One Step From Eden es un indie de acción y estrategia que fusiona la construcción de mazos con combates en tiempo real sobre cuadrículas en un mundo postbélico. El jugador recorre un escenario desolado en busca del último refugio de esperanza: Eden. La experiencia central combina la selección estratégica de cartas con movimientos rápidos y lanzamiento de hechizos en cuadrículas 4x4 enfrentadas, donde cada desplazamiento se realiza de casilla en casilla.
Gameplay
El combate constituye el núcleo de cada partida. En cada encuentro, el jugador ocupa una cuadrícula 4x4 mientras los enemigos se sitúan en la opuesta. Los ataques básicos se ejecutan con un botón dedicado y los hechizos se reparten en dos ranuras activas que se pueden lanzar cuando se dispone de maná. Durante el combate existe la opción de barajar para devolver las cartas usadas al mazo. Proyectiles y patrones de ataque llenan las cuadrículas, por lo que es necesario posicionarse con precisión para esquivar el daño sin renunciar a la ofensiva.
Entre combates, el jugador elige nuevos hechizos para su colección entre opciones limitadas y obtiene artefactos que proporcionan efectos pasivos. Estos objetos suelen combinar ventajas e inconvenientes que influyen en la estrategia a largo plazo. Durante un intento, los personajes ganan experiencia que mejora temporalmente sus estadísticas, mientras que el progreso global a través de varias partidas desbloquea nuevas opciones de inicio y contenido adicional. Los nueve personajes disponibles comienzan con especializaciones distintas, como el dominio elemental o la colocación de estructuras, que condicionan los primeros builds aunque siguen siendo flexibles gracias a los hechizos y artefactos recolectados.
Los niveles se generan de forma procedural a través de varias zonas, dando lugar a tiendas, eventos y encuentros de dificultad creciente. Más de 200 hechizos y más de 100 artefactos ofrecen una personalización muy amplia, de modo que cada intento sigue un camino distinto. El sistema premia la experimentación con distintas combinaciones, aunque exige dominar el tempo y el posicionamiento para superar a los rivales más exigentes.
Modos de juego
Las partidas en solitario constituyen el modo principal, cuyo objetivo es alcanzar Eden mediante una sucesión de combates y decisiones. Cada intento finaliza al ser derrotado, pero el progreso acumulado se conserva para los desbloqueos permanentes. El cooperativo local permite que dos jugadores compartan una partida y coordinen hechizos y movimientos en las cuadrículas compartidas.

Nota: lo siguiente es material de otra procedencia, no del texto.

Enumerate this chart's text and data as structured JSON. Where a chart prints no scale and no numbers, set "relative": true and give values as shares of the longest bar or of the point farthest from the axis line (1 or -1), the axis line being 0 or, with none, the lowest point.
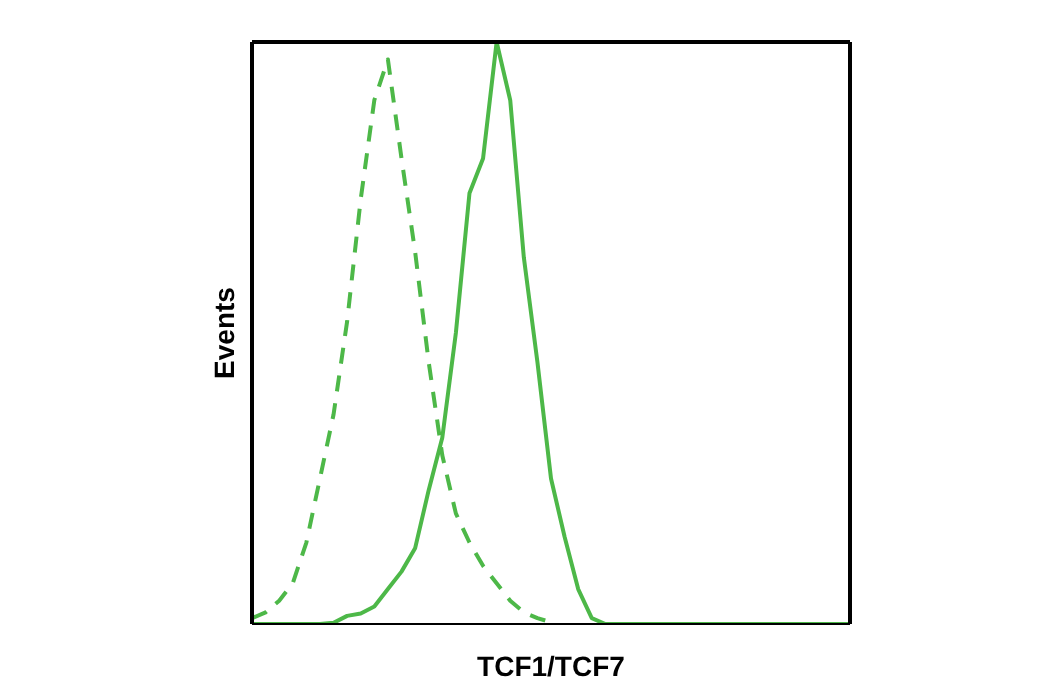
{
  "chart_data": {
    "type": "line",
    "relative": true,
    "xlabel": "TCF1/TCF7",
    "ylabel": "Events",
    "categories": [
      null,
      null,
      null,
      null,
      null,
      null,
      null,
      null,
      null,
      null,
      null,
      null,
      null,
      null,
      null,
      null,
      null,
      null,
      null,
      null,
      null,
      null,
      null,
      null,
      null,
      null,
      null,
      null,
      null,
      null,
      null,
      null,
      null,
      null,
      null,
      null,
      null,
      null,
      null,
      null,
      null,
      null,
      null,
      null,
      null
    ],
    "marker": "none",
    "legend": false,
    "grid": false,
    "series": [
      {
        "color": "#4db848",
        "line_style": "dashed",
        "values": [
          0.01,
          0.02,
          0.04,
          0.07,
          0.14,
          0.25,
          0.36,
          0.52,
          0.73,
          0.9,
          0.97,
          0.8,
          0.64,
          0.45,
          0.29,
          0.19,
          0.14,
          0.1,
          0.07,
          0.04,
          0.02,
          0.01,
          0.003,
          null,
          null,
          null,
          null,
          null,
          null,
          null,
          null,
          null,
          null,
          null,
          null,
          null,
          null,
          null,
          null,
          null,
          null,
          null,
          null,
          null,
          null
        ]
      },
      {
        "color": "#4db848",
        "line_style": "solid",
        "values": [
          0,
          0,
          0,
          0,
          0,
          0,
          0.002,
          0.014,
          0.018,
          0.03,
          0.06,
          0.09,
          0.13,
          0.23,
          0.32,
          0.5,
          0.74,
          0.8,
          1,
          0.9,
          0.63,
          0.45,
          0.25,
          0.15,
          0.06,
          0.01,
          0,
          0,
          0,
          0,
          0,
          0,
          0,
          0,
          0,
          0,
          0,
          0,
          0,
          0,
          0,
          0,
          0,
          0,
          0
        ]
      }
    ]
  }
}
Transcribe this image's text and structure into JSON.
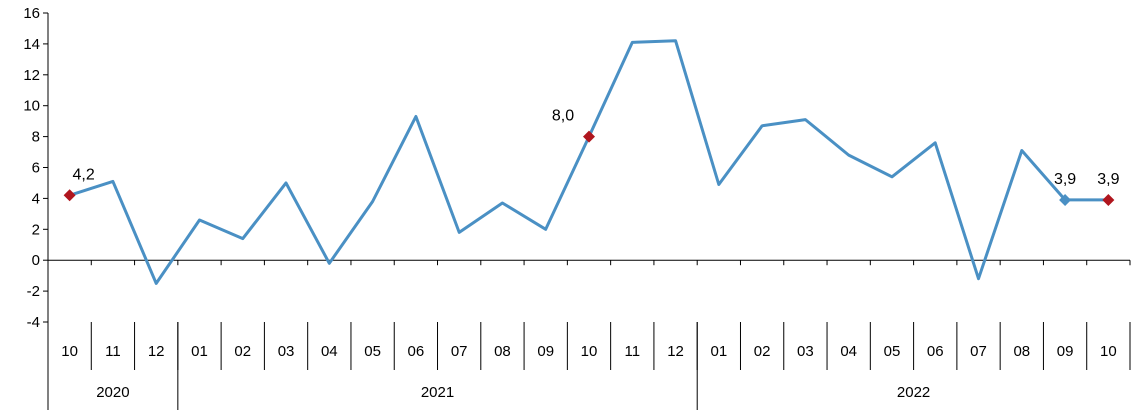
{
  "chart_data": {
    "type": "line",
    "title": "",
    "xlabel": "",
    "ylabel": "",
    "ylim": [
      -4,
      16
    ],
    "yticks": [
      -4,
      -2,
      0,
      2,
      4,
      6,
      8,
      10,
      12,
      14,
      16
    ],
    "categories": [
      "10",
      "11",
      "12",
      "01",
      "02",
      "03",
      "04",
      "05",
      "06",
      "07",
      "08",
      "09",
      "10",
      "11",
      "12",
      "01",
      "02",
      "03",
      "04",
      "05",
      "06",
      "07",
      "08",
      "09",
      "10"
    ],
    "years": [
      {
        "label": "2020",
        "count": 3
      },
      {
        "label": "2021",
        "count": 12
      },
      {
        "label": "2022",
        "count": 10
      }
    ],
    "series": [
      {
        "values": [
          4.2,
          5.1,
          -1.5,
          2.6,
          1.4,
          5.0,
          -0.2,
          3.8,
          9.3,
          1.8,
          3.7,
          2.0,
          8.0,
          14.1,
          14.2,
          4.9,
          8.7,
          9.1,
          6.8,
          5.4,
          7.6,
          -1.2,
          7.1,
          3.9,
          3.9
        ],
        "color": "#4a90c4"
      }
    ],
    "highlights": [
      {
        "index": 0,
        "label": "4,2",
        "color": "#b0161e"
      },
      {
        "index": 12,
        "label": "8,0",
        "color": "#b0161e"
      },
      {
        "index": 23,
        "label": "3,9",
        "color": "#4a90c4"
      },
      {
        "index": 24,
        "label": "3,9",
        "color": "#b0161e"
      }
    ],
    "grid": false,
    "legend": "none"
  }
}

Los combates PvP enfrentan a los jugadores entre sí con sus mazos y personajes personalizados. Estos modos solo admiten juego local y mantienen las mismas mecánicas de cuadrícula, aunque carecen de la progresión roguelike de las partidas en solitario. No existen otros modos con nombre propio más allá de estas opciones principales.
Personajes y progresión
Los nueve personajes ofrecen puntos de entrada distintos al sistema de combate. Cada uno se especializa en mecánicas concretas, como la regeneración de maná mediante ataques básicos o la manipulación de casillas, aunque todos acceden al mismo catálogo de hechizos y artefactos. El desbloqueo se consigue completando partidas que llenan un medidor global de progreso, lo que concede nuevos mazos iniciales y opciones visuales.
La generación procedural garantiza trayectorias ramificadas y composiciones de enemigos variables en cada zona. Los eventos que surgen durante las partidas introducen decisiones que pueden modificar las recompensas o añadir complicaciones. La estructura general favorece las repeticiones al ampliar las opciones disponibles en lugar de avanzar mediante una historia lineal.
¿Merece la pena jugarlo?
El juego ofrece una alta rejugabilidad para quienes disfrutan de combates en tiempo real exigentes combinados con decisiones de construcción de mazos. Su sistema de cuadrículas genera momentos de tensión en los que el posicionamiento y el momento de lanzar los hechizos determinan el resultado frente a patrones enemigos cada vez más complejos. El cooperativo local y el PvP amplían la experiencia para quienes disponen de sesiones compartidas.
La recepción destaca el control preciso y el estilo visual, aunque también señala la curva de dificultad elevada y la profundidad limitada del multijugador. El título mantiene soporte activo de mods a través de la integración con Workshop, lo que permite expansiones comunitarias del sistema base. Su disponibilidad en PC lo hace accesible para quienes buscan una mezcla concentrada de estrategia y acción sin contenido por temporadas.
Los jugadores que se sientan cómodos con los bucles de fracaso propios del roguelike y con movimientos precisos encontrarán profundidad en la experimentación con builds de personajes y sinergias entre hechizos. Quienes prefieran experiencias más ligeras o funciones en línea extensas pueden percibir que el alcance es más reducido. La combinación de variedad procedural y desbloqueos permanentes proporciona un atractivo duradero para el público objetivo.